MC3D: Motion Contrast 3D Scanning
Proc. ICCP 2015
We present a novel structured light technique called Motion Contrast 3D scanning (MC3D) that maximizes bandwidth and light source power to avoid performance trade-offs.
Structured light 3D scanning systems are fundamentally constrained by limited sensor bandwidth and light source power, hindering their performance in real-world applications where depth information is essential, such as industrial automation, autonomous transportation, robotic surgery, and entertainment. We present a novel structured light technique called Motion Contrast 3D scanning (MC3D) that maximizes bandwidth and light source power to avoid performance trade-offs. The technique utilizes motion contrast cameras that sense temporal gradients asynchronously, i.e., independently for each pixel, a property that minimizes redundant sampling. This allows laser scanning resolution with single-shot speed, even in the presence of strong ambient illumination, significant inter-reflections, and highly reflective surfaces. The proposed approach will allow 3D vision systems to be deployed in challenging and hitherto inaccessible real-world scenarios requiring high performance using limited power and bandwidth.
Proc. ICCP 2015
SL systems face trade-offs in acquisition speed, resolution, and light efficiency. Laser scanning (upper left) achieves high resolution at slow speeds. Single-shot methods (mid-right) obtain lower resolution with a single exposure. Other methods such as Gray coding and phase shifting (mid-bottom) balance speed and resolution but have degraded performance in the presence of strong ambient light, scene inter-reflections, and dense participating media. Hybrid techniques from Gupta et al. (curve shown in green) and Taguchi et al. (curve shown in red) strike a balance between these extremes. This paper proposes a new SL method, motion contrast 3D scanning (denoted by the point in the center), that simultaneously achieves high resolution, low acquisition speed, and robust performance in exceptionally challenging 3D scanning environments.
(Left) The space-time volume output of a conventional camera consists of a series of discrete full frame images (here a black circle on a pendulum). (Right) The output of a motion contrast camera for the same scene consists of a small number of pixel change events scattered in time and space. The sampling rate along the time axis in both cameras is limited by the camera bandwidth. The sampling rate for motion contrast is far higher because of the naturally sparse distribution of pixel change events.
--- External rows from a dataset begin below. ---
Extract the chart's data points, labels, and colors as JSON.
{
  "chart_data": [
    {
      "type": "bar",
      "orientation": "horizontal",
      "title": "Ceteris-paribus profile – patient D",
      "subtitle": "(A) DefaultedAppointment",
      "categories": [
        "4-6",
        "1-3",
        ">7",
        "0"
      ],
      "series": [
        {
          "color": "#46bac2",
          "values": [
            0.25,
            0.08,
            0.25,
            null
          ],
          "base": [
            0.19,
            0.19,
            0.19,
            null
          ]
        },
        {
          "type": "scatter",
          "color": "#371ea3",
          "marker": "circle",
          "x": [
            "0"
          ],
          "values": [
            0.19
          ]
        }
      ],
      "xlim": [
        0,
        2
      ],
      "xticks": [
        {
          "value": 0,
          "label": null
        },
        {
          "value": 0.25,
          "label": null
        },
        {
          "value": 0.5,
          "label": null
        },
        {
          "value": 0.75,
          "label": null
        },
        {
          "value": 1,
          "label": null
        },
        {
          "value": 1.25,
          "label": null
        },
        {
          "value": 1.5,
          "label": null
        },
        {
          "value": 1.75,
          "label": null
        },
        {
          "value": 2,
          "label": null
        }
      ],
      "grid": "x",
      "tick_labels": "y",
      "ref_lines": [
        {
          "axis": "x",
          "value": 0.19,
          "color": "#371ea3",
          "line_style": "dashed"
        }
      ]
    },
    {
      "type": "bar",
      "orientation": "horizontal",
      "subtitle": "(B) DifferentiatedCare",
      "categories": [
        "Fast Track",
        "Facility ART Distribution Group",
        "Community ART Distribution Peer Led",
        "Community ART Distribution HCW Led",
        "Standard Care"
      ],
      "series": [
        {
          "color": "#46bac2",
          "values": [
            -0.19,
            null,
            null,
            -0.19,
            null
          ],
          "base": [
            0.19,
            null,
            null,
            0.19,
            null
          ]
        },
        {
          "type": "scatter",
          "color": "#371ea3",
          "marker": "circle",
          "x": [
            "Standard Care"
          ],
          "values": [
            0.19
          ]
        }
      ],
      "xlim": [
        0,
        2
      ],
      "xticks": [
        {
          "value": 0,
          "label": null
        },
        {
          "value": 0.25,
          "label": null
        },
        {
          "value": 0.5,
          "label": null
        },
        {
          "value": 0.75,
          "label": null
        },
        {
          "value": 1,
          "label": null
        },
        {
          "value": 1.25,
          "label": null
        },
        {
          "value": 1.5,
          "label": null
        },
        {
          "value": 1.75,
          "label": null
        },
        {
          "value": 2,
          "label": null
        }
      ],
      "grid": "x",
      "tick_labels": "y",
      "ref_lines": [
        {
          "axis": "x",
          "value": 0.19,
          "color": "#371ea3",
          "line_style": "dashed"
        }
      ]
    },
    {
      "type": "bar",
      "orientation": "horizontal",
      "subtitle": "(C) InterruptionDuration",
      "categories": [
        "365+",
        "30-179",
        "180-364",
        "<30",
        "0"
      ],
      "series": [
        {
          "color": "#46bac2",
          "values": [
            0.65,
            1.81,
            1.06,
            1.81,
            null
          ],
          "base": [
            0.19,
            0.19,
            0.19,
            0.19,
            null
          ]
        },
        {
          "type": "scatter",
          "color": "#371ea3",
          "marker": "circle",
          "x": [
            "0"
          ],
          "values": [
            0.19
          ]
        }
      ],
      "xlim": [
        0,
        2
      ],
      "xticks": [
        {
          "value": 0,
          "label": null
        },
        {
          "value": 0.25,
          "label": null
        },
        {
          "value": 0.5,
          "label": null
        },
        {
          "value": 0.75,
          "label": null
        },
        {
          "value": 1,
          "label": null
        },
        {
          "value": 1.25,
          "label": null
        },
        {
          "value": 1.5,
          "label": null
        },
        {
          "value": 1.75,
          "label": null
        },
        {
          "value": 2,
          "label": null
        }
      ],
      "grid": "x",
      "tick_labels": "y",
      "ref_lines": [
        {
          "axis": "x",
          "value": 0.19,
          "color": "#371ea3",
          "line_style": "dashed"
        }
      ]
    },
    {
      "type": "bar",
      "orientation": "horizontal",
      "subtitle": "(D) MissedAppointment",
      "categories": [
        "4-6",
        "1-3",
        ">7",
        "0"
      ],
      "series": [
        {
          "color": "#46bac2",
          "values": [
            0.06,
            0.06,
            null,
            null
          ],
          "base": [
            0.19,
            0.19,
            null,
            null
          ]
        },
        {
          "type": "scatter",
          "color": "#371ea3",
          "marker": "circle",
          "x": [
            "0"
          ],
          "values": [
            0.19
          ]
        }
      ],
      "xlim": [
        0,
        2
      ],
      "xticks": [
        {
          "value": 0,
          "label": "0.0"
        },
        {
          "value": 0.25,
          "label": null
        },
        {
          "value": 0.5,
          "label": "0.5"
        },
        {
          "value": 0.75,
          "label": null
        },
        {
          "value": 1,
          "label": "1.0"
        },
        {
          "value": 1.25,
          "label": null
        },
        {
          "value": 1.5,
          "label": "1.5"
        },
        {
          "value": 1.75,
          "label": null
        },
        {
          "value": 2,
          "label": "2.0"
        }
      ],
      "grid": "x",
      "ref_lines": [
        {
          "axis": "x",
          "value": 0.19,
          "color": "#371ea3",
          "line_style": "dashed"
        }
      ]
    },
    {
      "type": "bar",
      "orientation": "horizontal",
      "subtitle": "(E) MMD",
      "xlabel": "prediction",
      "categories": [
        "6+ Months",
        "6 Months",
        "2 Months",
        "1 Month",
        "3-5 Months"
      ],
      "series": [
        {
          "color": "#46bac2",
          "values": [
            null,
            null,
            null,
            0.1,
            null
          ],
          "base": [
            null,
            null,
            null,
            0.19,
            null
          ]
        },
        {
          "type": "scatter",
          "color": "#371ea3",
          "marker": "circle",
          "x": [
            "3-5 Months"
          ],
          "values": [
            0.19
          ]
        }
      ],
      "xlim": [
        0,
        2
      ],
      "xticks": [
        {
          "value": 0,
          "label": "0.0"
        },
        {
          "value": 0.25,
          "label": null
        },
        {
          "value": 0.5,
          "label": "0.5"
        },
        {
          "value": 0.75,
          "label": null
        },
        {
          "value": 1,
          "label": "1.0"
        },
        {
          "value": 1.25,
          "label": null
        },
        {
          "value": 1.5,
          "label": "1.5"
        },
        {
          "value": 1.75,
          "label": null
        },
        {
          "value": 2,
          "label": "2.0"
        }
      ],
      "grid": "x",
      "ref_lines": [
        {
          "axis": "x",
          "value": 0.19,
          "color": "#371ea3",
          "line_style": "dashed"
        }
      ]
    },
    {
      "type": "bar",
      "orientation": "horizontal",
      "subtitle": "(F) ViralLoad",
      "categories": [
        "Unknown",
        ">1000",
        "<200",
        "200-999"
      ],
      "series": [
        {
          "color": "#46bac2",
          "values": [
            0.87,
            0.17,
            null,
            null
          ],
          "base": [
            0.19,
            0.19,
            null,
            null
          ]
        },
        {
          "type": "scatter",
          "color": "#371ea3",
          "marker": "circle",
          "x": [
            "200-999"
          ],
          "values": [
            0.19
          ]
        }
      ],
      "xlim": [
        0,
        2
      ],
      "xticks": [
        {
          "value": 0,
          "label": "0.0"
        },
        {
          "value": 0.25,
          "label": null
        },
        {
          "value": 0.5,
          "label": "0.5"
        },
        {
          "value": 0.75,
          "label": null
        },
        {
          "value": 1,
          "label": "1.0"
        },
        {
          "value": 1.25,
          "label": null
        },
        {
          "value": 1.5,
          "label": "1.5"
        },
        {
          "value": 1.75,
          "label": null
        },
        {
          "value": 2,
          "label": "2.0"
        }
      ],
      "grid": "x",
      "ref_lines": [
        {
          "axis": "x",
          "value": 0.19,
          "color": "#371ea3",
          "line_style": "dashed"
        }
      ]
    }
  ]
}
A scanning source illuminates projector positions α1 and α2 at times t1 and t2, striking scene points s1 and s2. Correspondence between projector and camera coordinates is not known at runtime. The DVS sensor registers changing pixels at columns i1 and i2 at times t1 and t2, which are output as events containing the location/event time pairs [i1, τ1] and [i2, τ2]. We recover the estimated projector positions j1 and j2 from the event times. Depth can then be calculated using the correspondence between event location and estimated projector location.
Laser scanning performed with laser galvanometer and traditional sensor cropped to 128×128 with total exposure time of 28.5s. Kinect and MC3D methods captured with 1 second exposure at 128×128 resolution (Kinect output cropped to match) and median filtered. Object placed 1m from sensor under ∼150 lux ambient illuminance measured at object. Note that while the image-space resolution for all 3 methods are matched, MC3D produces depth resolution equivalent to laser scanning, whereas the Kinect depth is more coarsely quantized.
Disparity output for both methods captured with 1 second exposure at 128×128 resolution (Kinect output cropped to match) under increasing illumination from 150 lux to 5000 lux measured at middle of the sphere surface. The illuminance from our projector pattern was measured at 150 lux. Note that in addition to outperforming the Kinect, MC3D returns usable data at ambient illuminance levels an order of magnitude higher than the projector power.
The image on the left depicts a test scene consisting of two pieces of white foam board meeting at a 30 degree angle. The middle row of the depth output from Gray coding and MC3D are shown in the plot on the right. Both scans were captured with an exposure time of 1/30th second. Gray coding used 22 consecutive coded frames, while MC3D results were averaged over 22 frames. MC3D faithfully recovers the V-groove shape while the Gray code output contains gross errors.
The image on the left depicts a reflective test scene consisting of a shiny steel sphere. The plot on the right shows the depth output from Gray coding and MC3D. Both scans were captured with an exposure time of 1/30th second. The Gray coding method used 22 consec- utive coded frames, while MC3D results were averaged over 22 frames. The Gray code output produces significant artifacts not present in MC3D output.